Conclusion - 100 Years Apart
In case you didn't notice, two of the dresses in this exhibition were worn exactly 100 years apart: the 1854 dress of Margaret A. Heminway, and the 1954 dress of MaryLee Hartzell, Vassar class of 1953. The photograph on the left shows MaryLee's dress in the foreground, with Margaret's dress in the background. The silhouettes of these two dresses are remarkable similar, especially when you consider the silhouettes of the other dresses that were worn in between. It is interesting to consider the aspects of 1950's culture that were hearkening back to an earlier period.
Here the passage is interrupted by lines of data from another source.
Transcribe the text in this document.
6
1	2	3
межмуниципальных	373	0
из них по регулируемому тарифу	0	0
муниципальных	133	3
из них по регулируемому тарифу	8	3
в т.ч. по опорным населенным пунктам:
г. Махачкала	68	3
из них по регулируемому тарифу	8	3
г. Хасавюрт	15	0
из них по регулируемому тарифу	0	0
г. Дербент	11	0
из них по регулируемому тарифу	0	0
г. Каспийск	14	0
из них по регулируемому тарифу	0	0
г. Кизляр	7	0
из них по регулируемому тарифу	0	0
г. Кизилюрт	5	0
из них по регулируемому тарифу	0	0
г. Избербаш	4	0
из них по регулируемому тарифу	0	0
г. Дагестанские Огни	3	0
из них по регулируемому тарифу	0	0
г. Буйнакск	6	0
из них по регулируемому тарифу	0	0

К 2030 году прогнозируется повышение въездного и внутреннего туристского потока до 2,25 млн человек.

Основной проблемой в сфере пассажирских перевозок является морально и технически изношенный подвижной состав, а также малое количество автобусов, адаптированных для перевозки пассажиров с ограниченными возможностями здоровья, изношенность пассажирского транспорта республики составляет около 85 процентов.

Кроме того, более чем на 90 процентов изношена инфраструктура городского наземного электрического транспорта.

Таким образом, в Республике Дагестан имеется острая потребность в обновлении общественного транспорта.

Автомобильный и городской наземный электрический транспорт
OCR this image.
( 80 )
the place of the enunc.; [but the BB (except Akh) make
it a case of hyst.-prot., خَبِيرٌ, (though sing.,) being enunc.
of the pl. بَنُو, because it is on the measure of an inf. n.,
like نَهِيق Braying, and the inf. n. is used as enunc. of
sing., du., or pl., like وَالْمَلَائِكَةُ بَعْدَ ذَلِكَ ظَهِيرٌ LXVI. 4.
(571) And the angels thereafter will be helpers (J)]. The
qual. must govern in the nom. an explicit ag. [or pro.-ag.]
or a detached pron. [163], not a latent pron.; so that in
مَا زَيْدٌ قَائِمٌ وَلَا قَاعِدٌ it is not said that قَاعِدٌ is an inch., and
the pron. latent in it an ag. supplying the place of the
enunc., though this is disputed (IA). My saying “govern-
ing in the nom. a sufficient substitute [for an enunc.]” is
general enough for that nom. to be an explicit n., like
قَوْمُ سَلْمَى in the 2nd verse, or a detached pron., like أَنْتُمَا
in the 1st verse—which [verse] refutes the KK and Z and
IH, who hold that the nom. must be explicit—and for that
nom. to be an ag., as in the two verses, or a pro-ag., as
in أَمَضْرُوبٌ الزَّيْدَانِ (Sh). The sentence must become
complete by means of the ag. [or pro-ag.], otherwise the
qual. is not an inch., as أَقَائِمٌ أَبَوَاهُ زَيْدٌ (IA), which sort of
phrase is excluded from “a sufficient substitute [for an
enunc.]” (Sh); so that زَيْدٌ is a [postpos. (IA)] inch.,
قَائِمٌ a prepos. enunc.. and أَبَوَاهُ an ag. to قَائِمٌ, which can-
The most recent dress in the exhibition, worn by MaryLee's granddaughter, Anna Langdell (Vassar class of 2006), is the most similar in silhouette to these other two dresses. Again, many different styles have been worn between MaryLee's 1954 wedding and Anna's 2012 wedding, as shown by the minidress of MaryLee's sister, Ellen Baumann (Vassar class of 1963) and the Mexican wedding dress worn by her daugher Leontine Hartzell (Vassar class of 1979). However, the fitted bodice and full skirt seem to keep cycling back through fashion. The reappearance of certain styles may occur because of other aspects of the culture of a previous period, or in spite of them. These dresses, and this exhibition as a whole, provide a wonderful example of how fashion may shift away from a particular style, but often will cycle back to a similar look again.